摘要：键在条纹投影轮廓（FPP）精确的三维形状的测量是测量系统的正确校准。当前校准技术依赖于相位坐标映射（PCM）或背投影立体视觉（SV）的方法。 PCM方法是麻烦的实施，因为它们需要相对FPP系统校准目标的精确定位，但产生的校准体积内高度精确的测量。 SV方法一般不会达到同样的精度水平。然而，校准是在校准目标可以任意地定位更加灵活。在这项工作中，我们提出了利用使用PCM方法来实现更高的精度SV校准方法的混合校准方法。该方法具有的SV方法的灵活性，是稳健的透镜畸变，并具有恢复的相位和所述度量坐标之间的简单关系。实验结果表明，所提出的混合方法优于在精度和重建时间上的SV方法由于其较低的计算复杂度。

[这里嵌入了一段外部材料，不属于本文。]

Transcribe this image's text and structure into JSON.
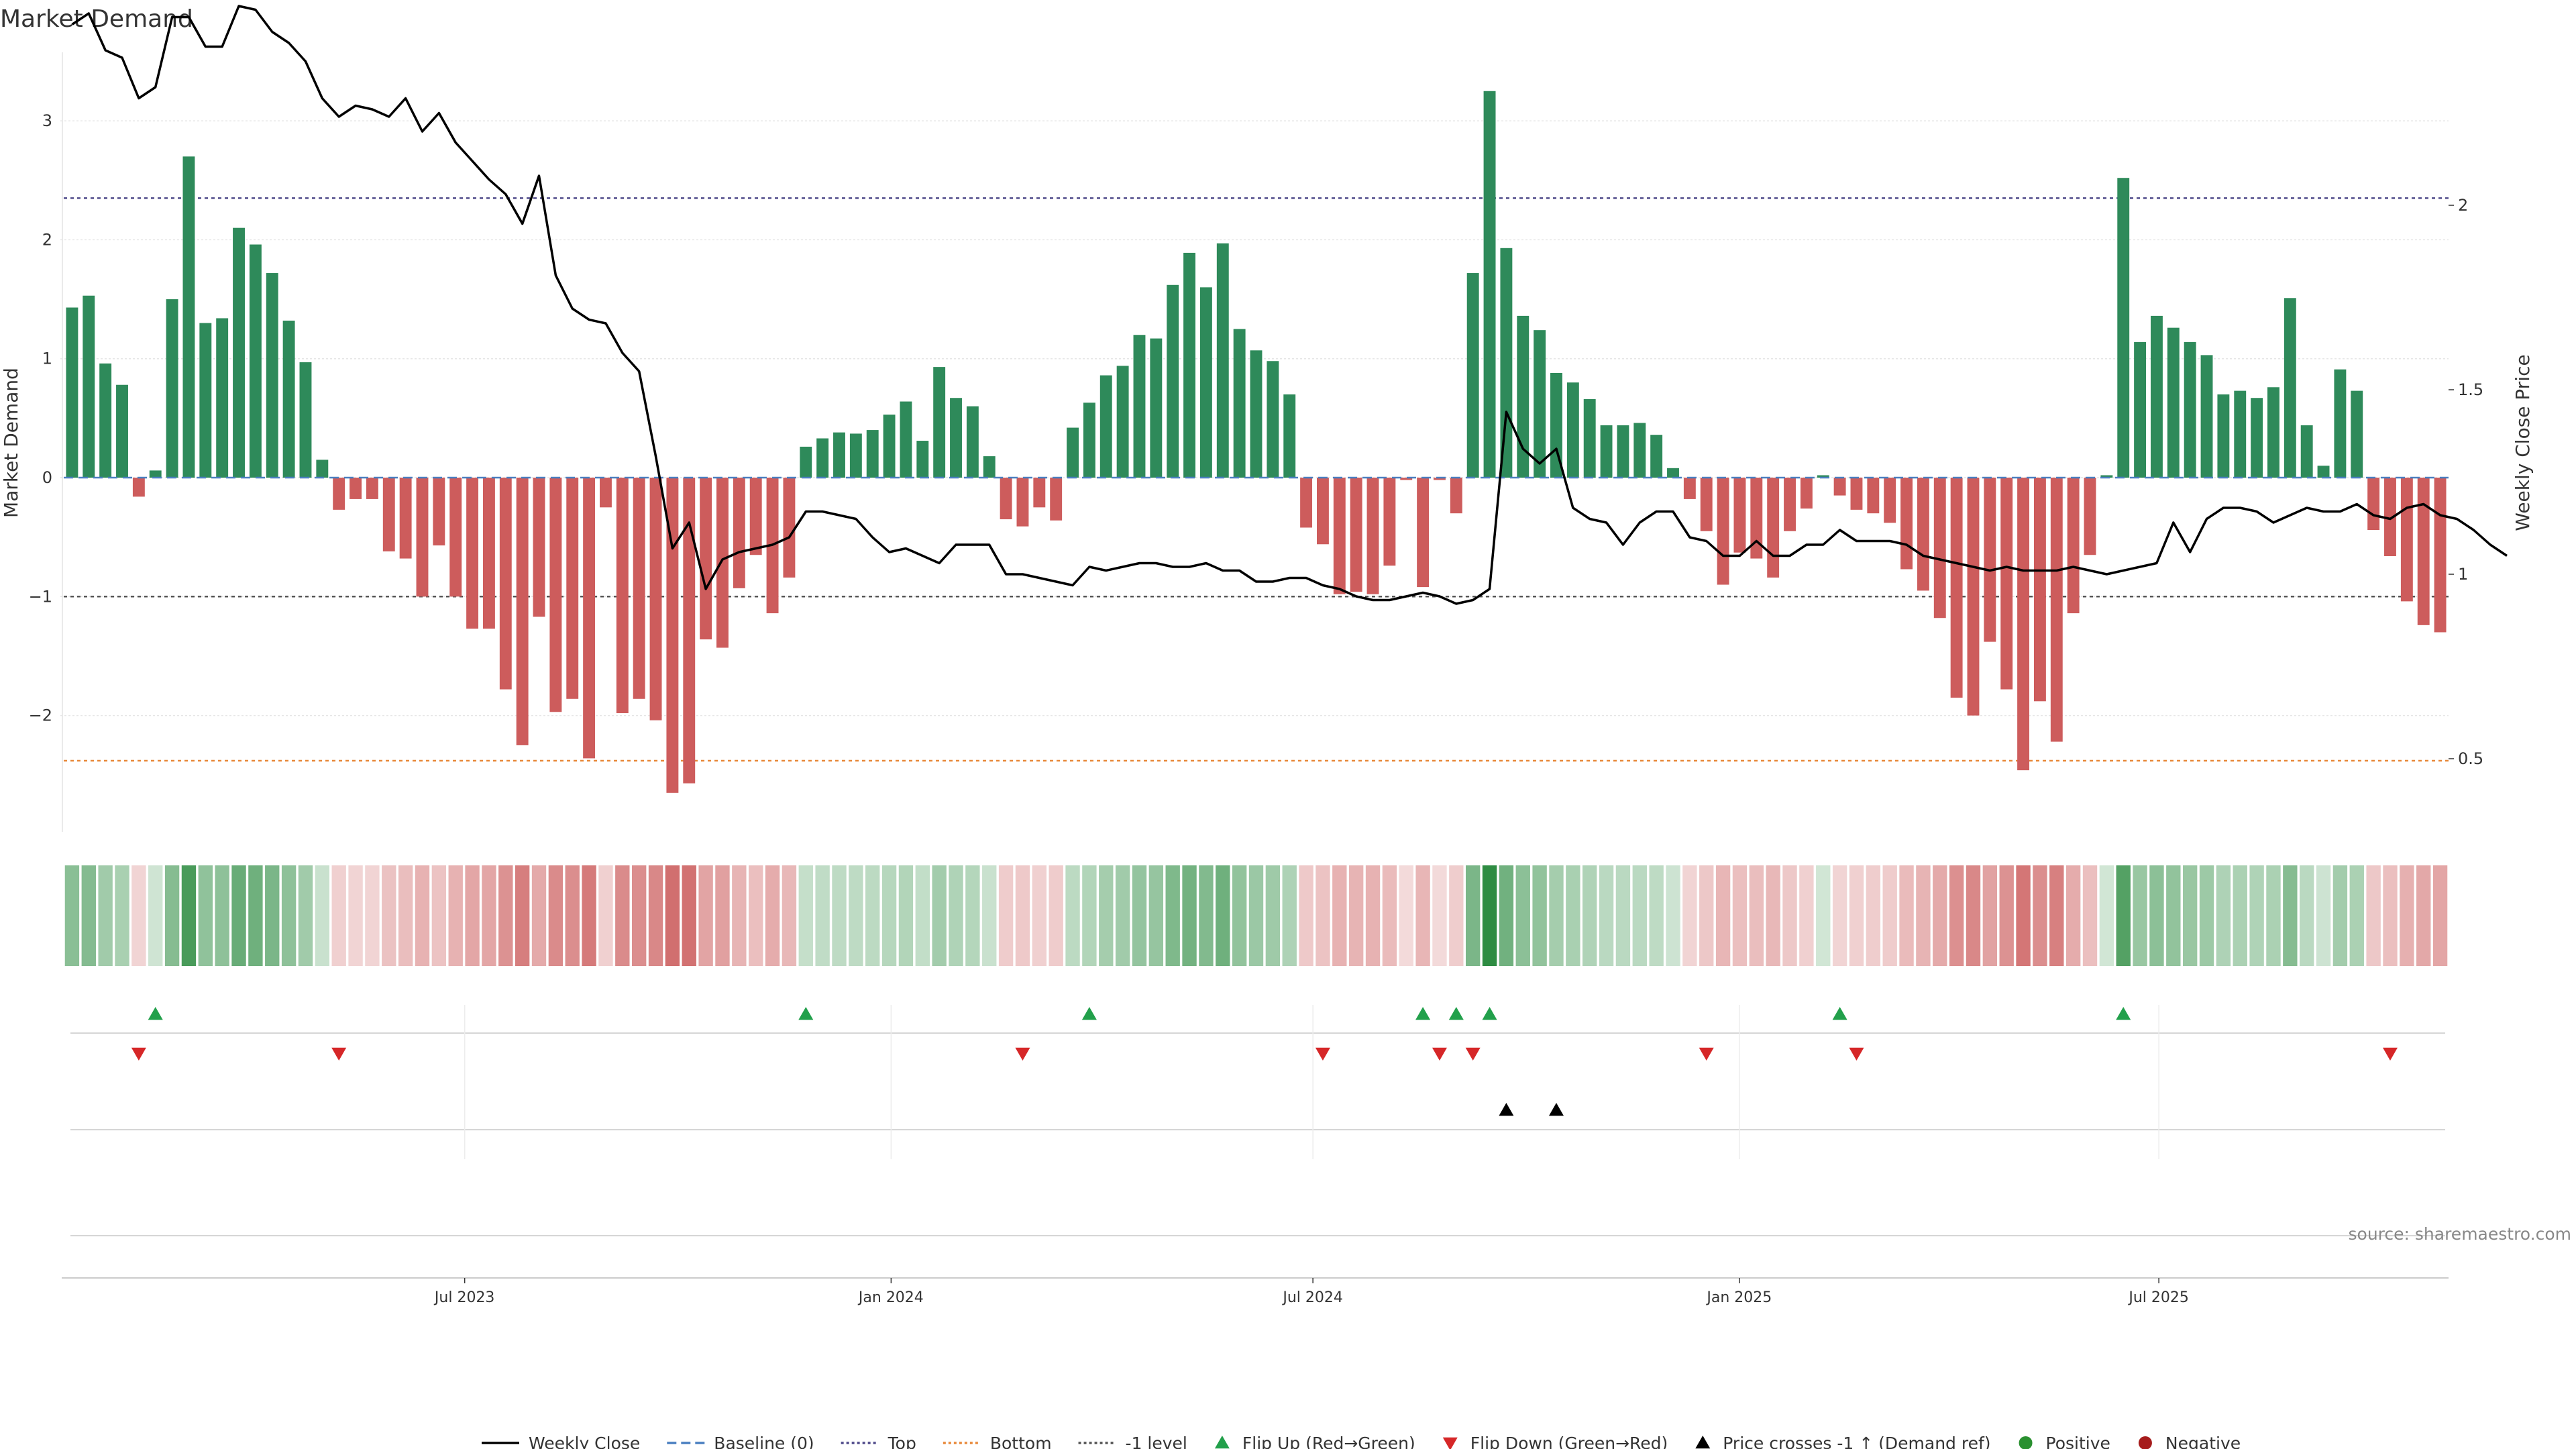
{
  "chart_data": {
    "type": "bar",
    "title": "Market Demand",
    "ylabel": "Market Demand",
    "y2label": "Weekly Close Price",
    "ylim": [
      -3.0,
      3.6
    ],
    "y2lim": [
      0.31,
      2.39
    ],
    "yticks": [
      -2,
      -1,
      0,
      1,
      2,
      3
    ],
    "yticks_text": [
      "−2",
      "−1",
      "0",
      "1",
      "2",
      "3"
    ],
    "y2ticks": [
      0.5,
      1,
      1.5,
      2
    ],
    "y2ticks_text": [
      "0.5",
      "1",
      "1.5",
      "2"
    ],
    "reference_lines": {
      "baseline": 0,
      "top": 2.35,
      "bottom": -2.38,
      "minus_one": -1
    },
    "x_start": "2023-01-09",
    "x_end": "2025-11-03",
    "xticks": [
      {
        "date": "2023-07-01",
        "label": "Jul 2023"
      },
      {
        "date": "2024-01-01",
        "label": "Jan 2024"
      },
      {
        "date": "2024-07-01",
        "label": "Jul 2024"
      },
      {
        "date": "2025-01-01",
        "label": "Jan 2025"
      },
      {
        "date": "2025-07-01",
        "label": "Jul 2025"
      }
    ],
    "series": [
      {
        "name": "Market Demand",
        "values": [
          1.43,
          1.53,
          0.96,
          0.78,
          -0.16,
          0.06,
          1.5,
          2.7,
          1.3,
          1.34,
          2.1,
          1.96,
          1.72,
          1.32,
          0.97,
          0.15,
          -0.27,
          -0.18,
          -0.18,
          -0.62,
          -0.68,
          -1.0,
          -0.57,
          -1.0,
          -1.27,
          -1.27,
          -1.78,
          -2.25,
          -1.17,
          -1.97,
          -1.86,
          -2.36,
          -0.25,
          -1.98,
          -1.86,
          -2.04,
          -2.65,
          -2.57,
          -1.36,
          -1.43,
          -0.93,
          -0.65,
          -1.14,
          -0.84,
          0.26,
          0.33,
          0.38,
          0.37,
          0.4,
          0.53,
          0.64,
          0.31,
          0.93,
          0.67,
          0.6,
          0.18,
          -0.35,
          -0.41,
          -0.25,
          -0.36,
          0.42,
          0.63,
          0.86,
          0.94,
          1.2,
          1.17,
          1.62,
          1.89,
          1.6,
          1.97,
          1.25,
          1.07,
          0.98,
          0.7,
          -0.42,
          -0.56,
          -0.98,
          -0.96,
          -0.98,
          -0.74,
          -0.02,
          -0.92,
          -0.02,
          -0.3,
          1.72,
          3.25,
          1.93,
          1.36,
          1.24,
          0.88,
          0.8,
          0.66,
          0.44,
          0.44,
          0.46,
          0.36,
          0.08,
          -0.18,
          -0.45,
          -0.9,
          -0.63,
          -0.68,
          -0.84,
          -0.45,
          -0.26,
          0.02,
          -0.15,
          -0.27,
          -0.3,
          -0.38,
          -0.77,
          -0.95,
          -1.18,
          -1.85,
          -2.0,
          -1.38,
          -1.78,
          -2.46,
          -1.88,
          -2.22,
          -1.14,
          -0.65,
          0.02,
          2.52,
          1.14,
          1.36,
          1.26,
          1.14,
          1.03,
          0.7,
          0.73,
          0.67,
          0.76,
          1.51,
          0.44,
          0.1,
          0.91,
          0.73,
          -0.44,
          -0.66,
          -1.04,
          -1.24,
          -1.3
        ]
      },
      {
        "name": "Weekly Close",
        "values": [
          2.49,
          2.52,
          2.42,
          2.4,
          2.29,
          2.32,
          2.51,
          2.51,
          2.43,
          2.43,
          2.54,
          2.53,
          2.47,
          2.44,
          2.39,
          2.29,
          2.24,
          2.27,
          2.26,
          2.24,
          2.29,
          2.2,
          2.25,
          2.17,
          2.12,
          2.07,
          2.03,
          1.95,
          2.08,
          1.81,
          1.72,
          1.69,
          1.68,
          1.6,
          1.55,
          1.32,
          1.07,
          1.14,
          0.96,
          1.04,
          1.06,
          1.07,
          1.08,
          1.1,
          1.17,
          1.17,
          1.16,
          1.15,
          1.1,
          1.06,
          1.07,
          1.05,
          1.03,
          1.08,
          1.08,
          1.08,
          1.0,
          1.0,
          0.99,
          0.98,
          0.97,
          1.02,
          1.01,
          1.02,
          1.03,
          1.03,
          1.02,
          1.02,
          1.03,
          1.01,
          1.01,
          0.98,
          0.98,
          0.99,
          0.99,
          0.97,
          0.96,
          0.94,
          0.93,
          0.93,
          0.94,
          0.95,
          0.94,
          0.92,
          0.93,
          0.96,
          1.44,
          1.34,
          1.3,
          1.34,
          1.18,
          1.15,
          1.14,
          1.08,
          1.14,
          1.17,
          1.17,
          1.1,
          1.09,
          1.05,
          1.05,
          1.09,
          1.05,
          1.05,
          1.08,
          1.08,
          1.12,
          1.09,
          1.09,
          1.09,
          1.08,
          1.05,
          1.04,
          1.03,
          1.02,
          1.01,
          1.02,
          1.01,
          1.01,
          1.01,
          1.02,
          1.01,
          1.0,
          1.01,
          1.02,
          1.03,
          1.14,
          1.06,
          1.15,
          1.18,
          1.18,
          1.17,
          1.14,
          1.16,
          1.18,
          1.17,
          1.17,
          1.19,
          1.16,
          1.15,
          1.18,
          1.19,
          1.16,
          1.15,
          1.12,
          1.08,
          1.05
        ]
      }
    ],
    "flip_up_weeks": [
      5,
      44,
      61,
      81,
      83,
      85,
      106,
      123
    ],
    "flip_down_weeks": [
      4,
      16,
      57,
      75,
      82,
      84,
      98,
      107,
      139
    ],
    "price_cross_weeks": [
      86,
      89
    ],
    "legend": [
      {
        "label": "Weekly Close",
        "kind": "line",
        "color": "#000000"
      },
      {
        "label": "Baseline (0)",
        "kind": "dashed",
        "color": "#4a7fc0"
      },
      {
        "label": "Top",
        "kind": "dotted",
        "color": "#4f4a8a"
      },
      {
        "label": "Bottom",
        "kind": "dotted",
        "color": "#e8893a"
      },
      {
        "label": "-1 level",
        "kind": "dotted",
        "color": "#555555"
      },
      {
        "label": "Flip Up (Red→Green)",
        "kind": "tri-up",
        "color": "#22a04b"
      },
      {
        "label": "Flip Down (Green→Red)",
        "kind": "tri-down",
        "color": "#d62728"
      },
      {
        "label": "Price crosses -1 ↑ (Demand ref)",
        "kind": "tri-up",
        "color": "#000000"
      },
      {
        "label": "Positive",
        "kind": "dot",
        "color": "#2a9030"
      },
      {
        "label": "Negative",
        "kind": "dot",
        "color": "#a61c1c"
      }
    ],
    "source": "source: sharemaestro.com"
  },
  "colors": {
    "positive": "#2e8a5a",
    "negative": "#cd5c5c",
    "price_line": "#000000",
    "top_line": "#4f4a8a",
    "bottom_line": "#e8893a",
    "baseline": "#4a7fc0",
    "grid": "#e6e6e6"
  }
}
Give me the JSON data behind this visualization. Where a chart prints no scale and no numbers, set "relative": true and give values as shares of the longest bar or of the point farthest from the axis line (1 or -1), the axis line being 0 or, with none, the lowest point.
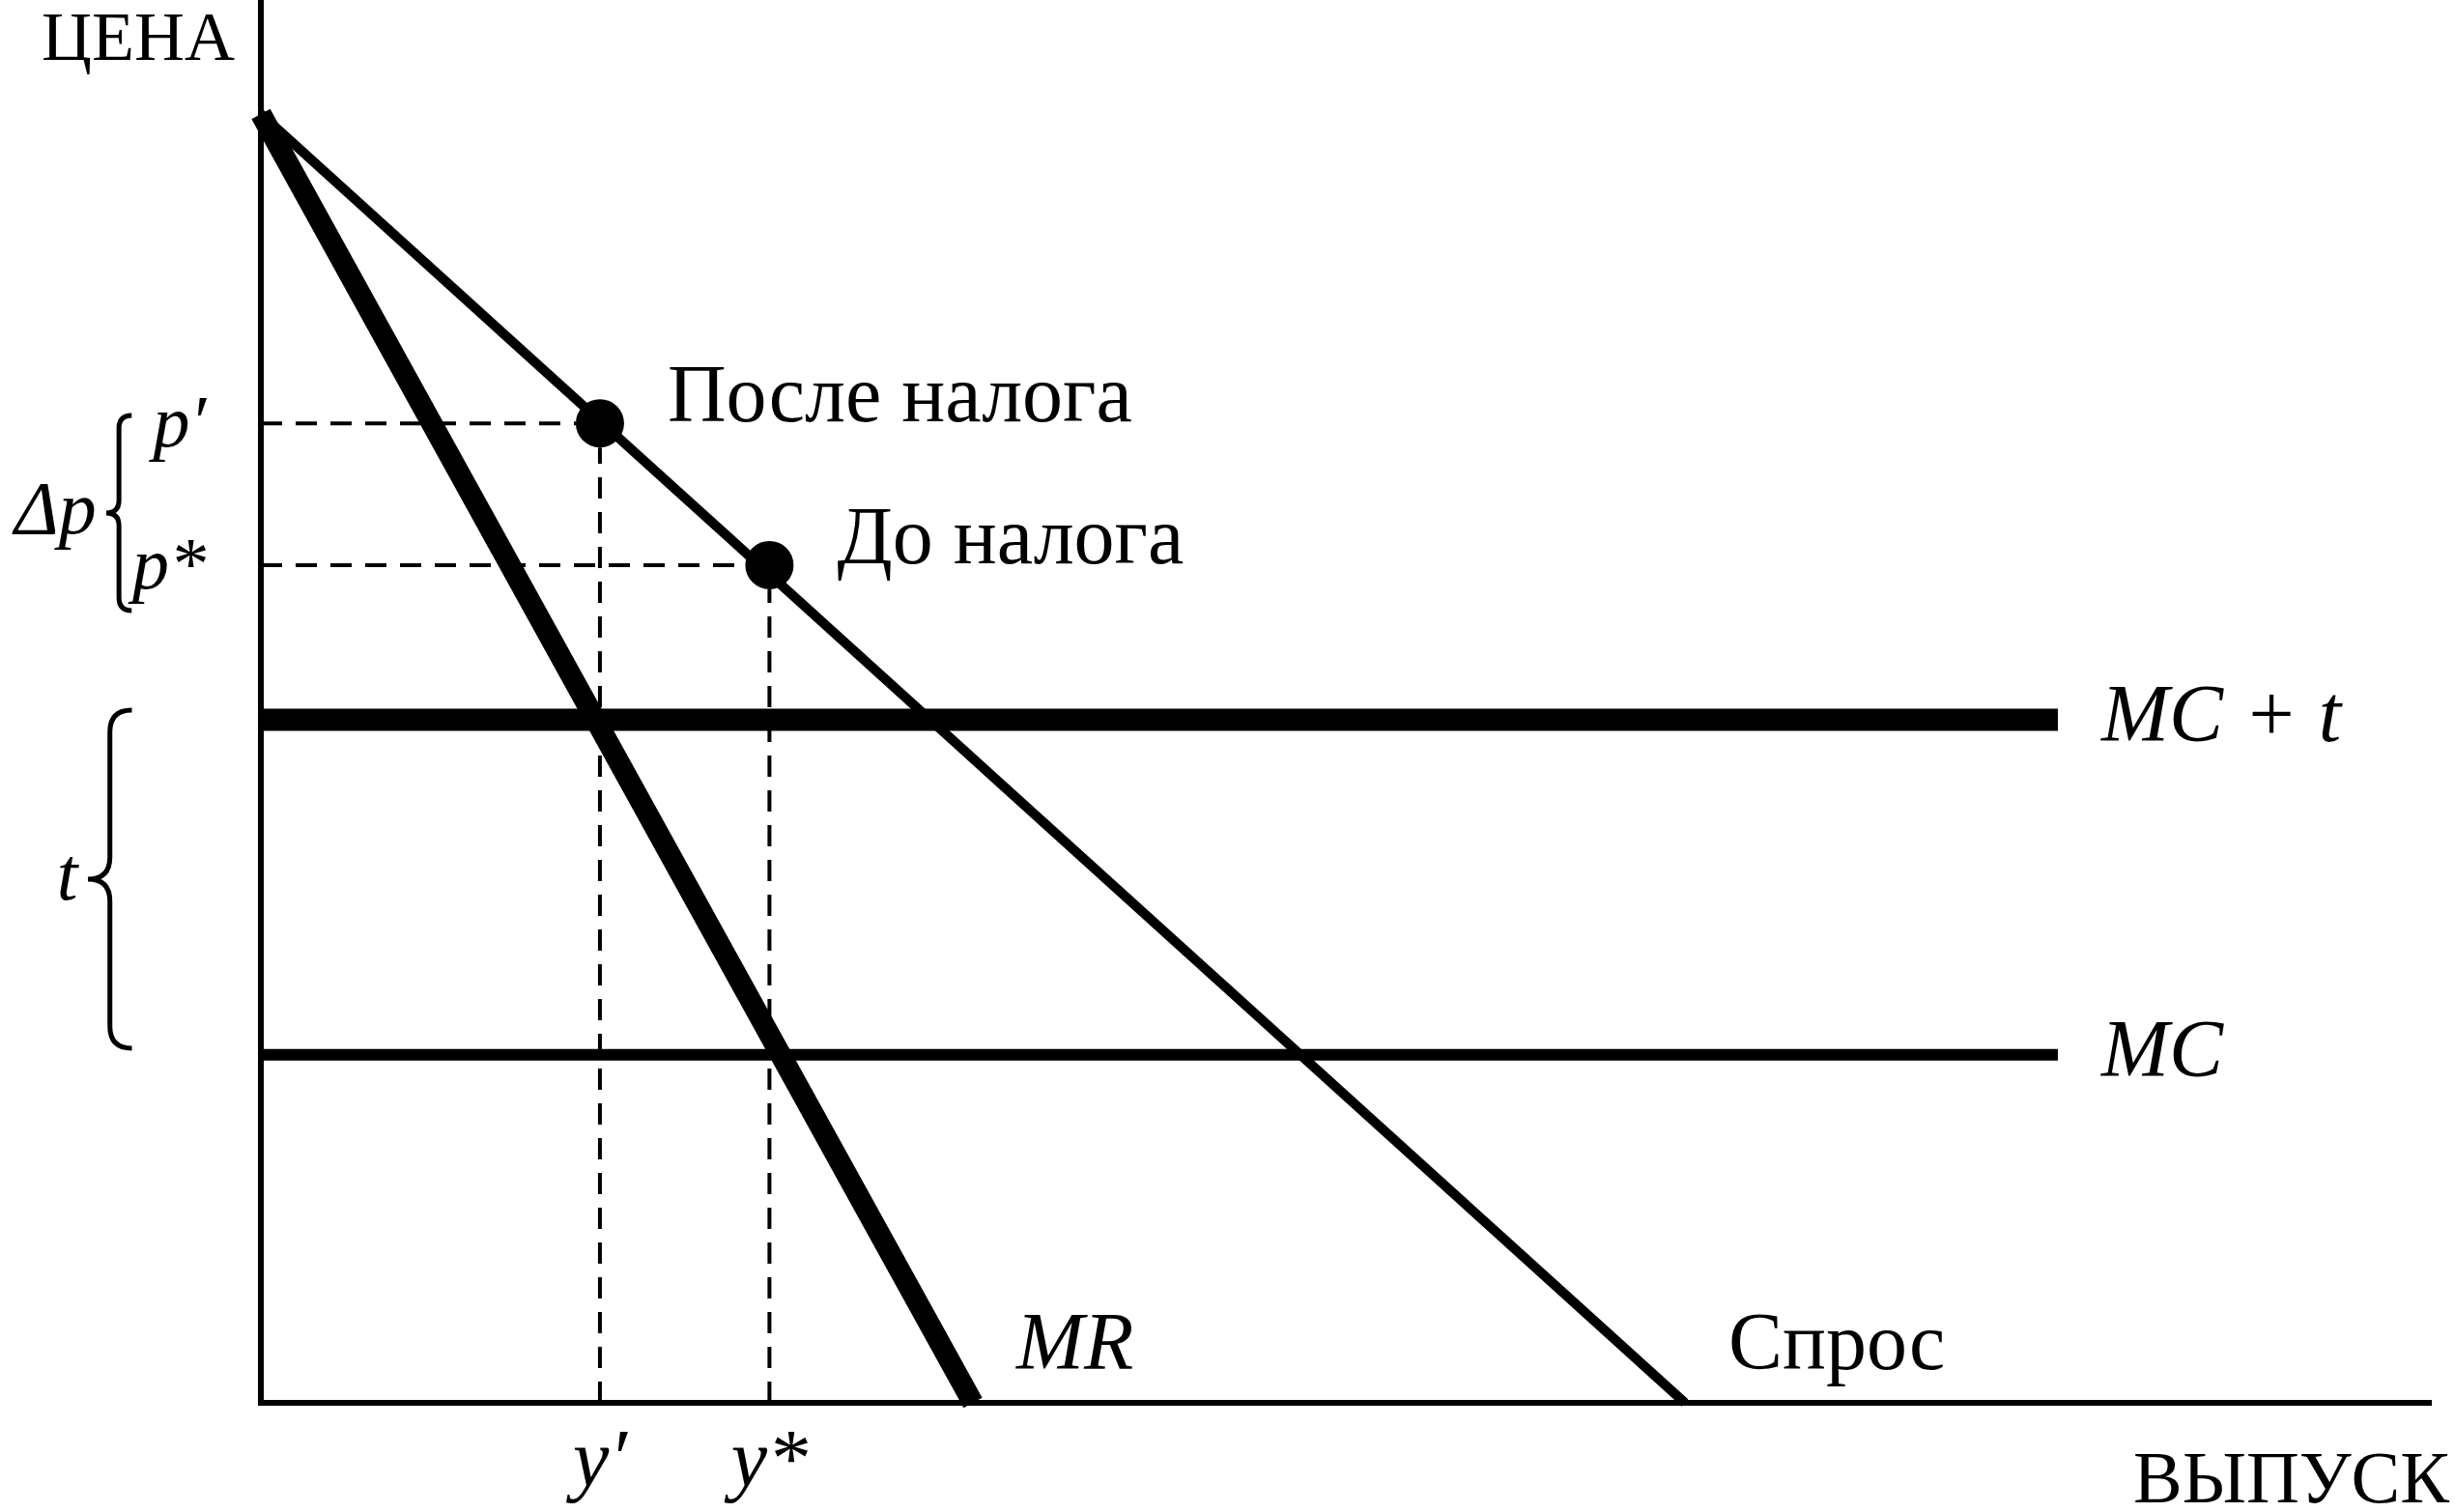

85. Learned Spectral Computed Tomography [PDF] 返回目录
Dimitris Kamilis, Mario Blatter, Nick Polydorides
Abstract: Spectral Photon-Counting Computed Tomography (SPCCT) is a promising technology that has shown a number of advantages over conventional X-ray Computed Tomography (CT) in the form of material separation, artefact removal and enhanced image quality. However, due to the increased complexity and non-linearity of the SPCCT governing equations, model-based reconstruction algorithms typically require handcrafted regularisation terms and meticulous tuning of hyperparameters making them impractical to calibrate in variable conditions. Additionally, they typically incur high computational costs and in cases of limited-angle data, their imaging capability deteriorates significantly. Recently, Deep Learning has proven to provide state-of-the-art reconstruction performance in medical imaging applications while circumventing most of these challenges. Inspired by these advances, we propose a Deep Learning imaging method for SPCCT that exploits the expressive power of Neural Networks while also incorporating model knowledge. The method takes the form of a two-step learned primal-dual algorithm that is trained using case-specific data. The proposed approach is characterised by fast reconstruction capability and high imaging performance, even in limited-data cases, while avoiding the hand-tuning that is required by other optimisation approaches. We demonstrate the performance of the method in terms of reconstructed images and quality metrics via numerical examples inspired by the application of cardiovascular imaging.
摘要：光谱光子计数计算机断层扫描（SPCCT）是有前途的技术是，在材料分离，人工制品去除和增强的图像质量的形式已显示出许多优于常规的X射线计算机断层扫描（CT）的优点。然而，由于增加的复杂性和控制方程的SPCCT的非线性，基于模型的重建算法通常需要手工使其不切实际的校准在可变条件下正则项和超参数的细致调整。此外，它们通常招致高的计算成本和有限的角度数据的情况下，其成像能力显著劣化。近日，深学习证明，它们在医疗成像应用提供先进设备，最先进的重建效率，同时避开大部分的这些挑战。通过这些进步的启发，我们提出了一个SPCCT深度学习成像方法，它利用神经网络的表达能力同时也纳入模型的知识。该方法采用了两步的形式得知正在使用的情况下，特定的数据训练原始对偶算法。所提出的方法的特征在于快速重建能力和高成像性能，即使在有限的数据的情况下，同时避免由其他优化方法所需要的手动调整。我们证明了该方法在重构图像和质量度量方面经由由心血管成像的应用启发数值例子的性能。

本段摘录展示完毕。